In a similar way, we prove:

$$\begin{array}{cc}\hfill \widehat{T}(X)& ={\displaystyle \sum _{i=1}^d\left(-\frac{1}{N}{\displaystyle \sum _{j=1}^N\log \left\{\frac{1}{N}{\displaystyle \sum _{k=1}^N\frac{1}{\sqrt{2\pi }\lambda }\exp \left(-\frac{{\left(x_i(j)-x_i(k)\right)}^2}{2{\lambda }^2}\right)}\right\}}\right)}\hfill \\ & \approx d\log \left(\sqrt{2\pi }\lambda \right)+{\displaystyle \sum _{i=1}^d\left(-\frac{1}{N}{\displaystyle \sum _{j=1}^N\log \left\{1-\frac{1}{N}{\displaystyle \sum _{k=1}^N\frac{{\left(x_i(j)-x_i(k)\right)}^2}{2{\lambda }^2}}\right\}}\right)}\hfill \\ & \approx d\log \left(\sqrt{2\pi }\lambda \right)+{\displaystyle \sum _{i=1}^d\left(\frac{1}{N^2}{\displaystyle \sum _{j=1}^N{\displaystyle \sum _{k=1}^N\frac{{\left(x_i(j)-x_i(k)\right)}^2}{2{\lambda }^2}}}\right)}\hfill \\ & =d\log \left(\sqrt{2\pi }\lambda \right)+\frac{1}{{\lambda }^2}{\displaystyle \sum _{i=1}^d{\widehat{\sigma }}_{X_i}^2}\hfill \end{array}$$

(49)

Combining Equations (47) and (49) we obtain Equation (46). □

Remark 10. 

When the kernel function is Gaussian with covariance matrix being an identity matrix, the KDE based entropy estimators (joint or total marginal) will be, approximately, equivalent to the total dispersion estimator (${\displaystyle \sum _{i=1}^d{\widehat{\sigma }}_{X_i}^2}$) as the smoothing factor $\lambda$ is very large.
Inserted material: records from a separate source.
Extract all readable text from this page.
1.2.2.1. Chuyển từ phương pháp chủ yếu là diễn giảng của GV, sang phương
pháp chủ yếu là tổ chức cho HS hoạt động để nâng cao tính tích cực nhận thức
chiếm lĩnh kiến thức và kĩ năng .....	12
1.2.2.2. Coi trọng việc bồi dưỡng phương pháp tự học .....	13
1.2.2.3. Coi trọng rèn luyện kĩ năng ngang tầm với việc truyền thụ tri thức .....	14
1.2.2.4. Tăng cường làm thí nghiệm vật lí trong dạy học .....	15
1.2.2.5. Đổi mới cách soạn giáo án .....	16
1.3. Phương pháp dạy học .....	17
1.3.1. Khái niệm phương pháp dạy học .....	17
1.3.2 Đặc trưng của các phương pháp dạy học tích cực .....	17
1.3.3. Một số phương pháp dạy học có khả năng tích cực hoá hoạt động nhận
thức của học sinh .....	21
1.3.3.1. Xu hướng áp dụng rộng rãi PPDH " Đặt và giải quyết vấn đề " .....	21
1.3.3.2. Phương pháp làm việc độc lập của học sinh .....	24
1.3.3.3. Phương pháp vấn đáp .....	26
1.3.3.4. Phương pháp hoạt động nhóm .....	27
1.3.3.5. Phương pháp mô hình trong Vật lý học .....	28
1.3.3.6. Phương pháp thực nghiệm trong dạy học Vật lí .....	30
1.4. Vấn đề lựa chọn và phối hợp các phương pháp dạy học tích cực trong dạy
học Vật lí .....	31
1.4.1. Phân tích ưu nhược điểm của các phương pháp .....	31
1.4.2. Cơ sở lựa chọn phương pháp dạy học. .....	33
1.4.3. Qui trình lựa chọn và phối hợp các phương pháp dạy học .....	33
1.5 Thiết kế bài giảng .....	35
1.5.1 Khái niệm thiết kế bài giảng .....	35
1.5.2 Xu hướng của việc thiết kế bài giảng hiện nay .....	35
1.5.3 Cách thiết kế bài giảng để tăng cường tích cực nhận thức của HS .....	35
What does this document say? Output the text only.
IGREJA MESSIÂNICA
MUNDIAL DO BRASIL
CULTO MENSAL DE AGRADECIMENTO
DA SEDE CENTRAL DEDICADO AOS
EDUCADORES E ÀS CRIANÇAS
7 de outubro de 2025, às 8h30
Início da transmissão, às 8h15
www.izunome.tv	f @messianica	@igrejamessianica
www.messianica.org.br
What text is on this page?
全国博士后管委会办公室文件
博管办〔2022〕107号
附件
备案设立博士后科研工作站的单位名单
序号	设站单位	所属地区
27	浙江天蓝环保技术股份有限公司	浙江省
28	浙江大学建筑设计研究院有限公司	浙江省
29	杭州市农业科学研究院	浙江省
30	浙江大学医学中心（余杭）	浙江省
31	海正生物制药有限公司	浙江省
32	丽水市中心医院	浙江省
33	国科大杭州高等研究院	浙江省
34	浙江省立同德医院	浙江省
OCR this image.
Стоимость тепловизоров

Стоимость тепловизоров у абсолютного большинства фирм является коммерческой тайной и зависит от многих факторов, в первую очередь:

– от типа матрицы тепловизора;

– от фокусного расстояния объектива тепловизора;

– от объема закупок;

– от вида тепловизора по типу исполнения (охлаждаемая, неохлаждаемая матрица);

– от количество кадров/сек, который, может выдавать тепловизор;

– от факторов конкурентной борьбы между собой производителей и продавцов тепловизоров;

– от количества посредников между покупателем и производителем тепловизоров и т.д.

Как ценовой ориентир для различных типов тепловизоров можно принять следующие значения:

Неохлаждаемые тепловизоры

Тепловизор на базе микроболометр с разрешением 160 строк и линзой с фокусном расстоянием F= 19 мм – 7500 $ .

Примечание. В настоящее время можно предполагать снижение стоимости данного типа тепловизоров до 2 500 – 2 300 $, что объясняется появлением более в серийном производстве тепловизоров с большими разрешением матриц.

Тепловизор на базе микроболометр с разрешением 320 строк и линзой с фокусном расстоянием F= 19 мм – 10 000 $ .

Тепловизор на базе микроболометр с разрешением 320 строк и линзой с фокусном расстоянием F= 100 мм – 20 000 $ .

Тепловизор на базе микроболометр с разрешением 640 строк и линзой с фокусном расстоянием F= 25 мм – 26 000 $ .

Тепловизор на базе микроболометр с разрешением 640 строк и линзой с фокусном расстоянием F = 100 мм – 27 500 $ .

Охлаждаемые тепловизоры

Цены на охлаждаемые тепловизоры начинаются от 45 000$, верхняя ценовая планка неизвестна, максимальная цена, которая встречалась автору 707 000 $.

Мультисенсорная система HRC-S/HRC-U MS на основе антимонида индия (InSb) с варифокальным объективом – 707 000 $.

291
This result coincides with Theorem 4. For the case in which the Gaussian covariance matrix is diagonal, one can also prove that the KDE based entropy (joint or total marginal) estimators will be approximately equivalent to a weighted total dispersion estimator as $\lambda \to \infty$. Similar results hold for other entropies such as Renyi entropy.

Example 2. 

Consider 1000 samples drawn from a two-dimensional Gaussian distribution with zero-mean and covariance matrix ${\Sigma }_X=\left[\begin{array}{cc}1& 0.99\\ 0.99& 1\end{array}\right]$. Figure 2 shows the scatter plot of the samples. Based on these samples, we evaluate the joint entropy and total marginal entropy using Equations (44) and (45), respectively. The estimated entropy values with different $\lambda$ are illustrated in Figure 3, from which we observe that when $\lambda$ becomes larger, the difference between the two estimated entropies will disappear. The results support the Theorem 5.

Figure 2. Scatter plot of the two-dimensional Gaussian samples.

Figure 3. Estimated entropy values with different smoothing factors.

5. Conclusions

Measures of the variability of data play significant roles in many machine learning and signal processing applications. Recent studies suggest that machine learning (supervised or unsupervised) can benefit greatly from the use of entropy as a measure of variability, especially when data possess non-Gaussian distributions. In this paper, we have studied the behaviors of entropy as a measure of multivariate variability. The relationships between multivariate entropy (joint or total marginal) and traditional second-order statistics based multivariate variability measures, such as total dispersion and generalized variance, have been investigated. For the jointly Gaussian case, the joint entropy (or entropy power) is shown to be equivalent to the generalized variance, while total marginal entropy is equivalent to the geometric mean of the marginal variances, and total marginal entropy power is equivalent to the total dispersion. We have also gained insights into the relationships between the smoothed multivariate entropy (joint or total marginal) and the total dispersion. Under certain conditions, the smoothed multivariate entropy will be, approximately, equivalent to the total dispersion. Similar results hold for the multivariate entropy estimators (with finite number of samples) based on the kernel density estimation (KDE). The results of this work can help us to understand the behaviors of multidimensional information theoretic learning.